Convergent biosynthetic evolution. (a) Desferrioxamine, enterobactin, and carboxymycobactin are functionally convergent in that these unrelated molecules all bind iron. Their chemical structures are with chemical groups that are ligands to the iron, which is colored red. (b) Two different pathways for the formation of the terpene building-block isopentenyl pyrophosphate (IPP). The mevalonate pathway (red) converts acetyl-CoA to IPP using seven enzymes, whereas the nonmevalonate pathway (blue) uses six unrelated enzymes to convert glyceraldehyde-3-phosphate and pyruvate to IPP. (c) Convergent biosynthesis of the gibberellins.
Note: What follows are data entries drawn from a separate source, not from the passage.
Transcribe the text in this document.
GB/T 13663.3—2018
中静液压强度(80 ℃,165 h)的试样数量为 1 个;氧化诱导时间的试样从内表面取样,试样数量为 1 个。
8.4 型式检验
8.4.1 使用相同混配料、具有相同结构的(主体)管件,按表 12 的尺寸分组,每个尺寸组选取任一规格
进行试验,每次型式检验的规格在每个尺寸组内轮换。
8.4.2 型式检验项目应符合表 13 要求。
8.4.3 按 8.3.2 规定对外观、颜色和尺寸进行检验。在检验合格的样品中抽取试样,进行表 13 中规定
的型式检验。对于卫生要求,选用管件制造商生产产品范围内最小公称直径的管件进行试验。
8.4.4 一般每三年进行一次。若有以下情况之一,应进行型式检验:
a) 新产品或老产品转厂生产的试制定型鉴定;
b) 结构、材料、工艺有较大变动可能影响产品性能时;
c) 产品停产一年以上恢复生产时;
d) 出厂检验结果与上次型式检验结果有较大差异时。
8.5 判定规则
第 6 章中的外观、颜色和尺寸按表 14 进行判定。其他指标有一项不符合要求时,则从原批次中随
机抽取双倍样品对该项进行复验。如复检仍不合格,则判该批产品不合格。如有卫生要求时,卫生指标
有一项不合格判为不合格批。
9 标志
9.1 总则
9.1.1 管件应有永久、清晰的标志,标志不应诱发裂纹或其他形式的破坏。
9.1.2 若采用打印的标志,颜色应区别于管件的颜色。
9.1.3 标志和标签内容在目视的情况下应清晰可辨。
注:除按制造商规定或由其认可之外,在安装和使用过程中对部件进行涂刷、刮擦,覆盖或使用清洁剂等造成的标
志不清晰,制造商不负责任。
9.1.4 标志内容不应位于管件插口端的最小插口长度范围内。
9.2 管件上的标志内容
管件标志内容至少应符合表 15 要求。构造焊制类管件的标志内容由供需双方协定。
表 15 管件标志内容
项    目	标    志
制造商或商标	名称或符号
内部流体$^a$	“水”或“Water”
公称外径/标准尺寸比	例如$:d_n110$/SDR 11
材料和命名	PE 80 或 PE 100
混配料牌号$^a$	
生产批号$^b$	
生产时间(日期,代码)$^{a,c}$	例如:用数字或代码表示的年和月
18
The plant (blue) and fungal (red) biosynthetic pathways for giberellic acid 3 involve two different sequences of chemical tailoring steps that yield identical small-molecule products.

Fig. 6.

Ancestral subclusters. A four-gene subcluster found in many different genetic contexts diverts the primary metabolite chorismate to an activated form of the secondary metabolite 2,3-dihydroxybenzoate (DHB). The chemical structures of the DHB-containing molecules enterobactin (ent), vibriobactin (vib), and vanchrobactin (vab) are shown with the DHB groups colored red. Their gene clusters are shown below, with the DHB subcluster genes shown in color. A portion of the vibriobactin gene cluster has been omitted for clarity.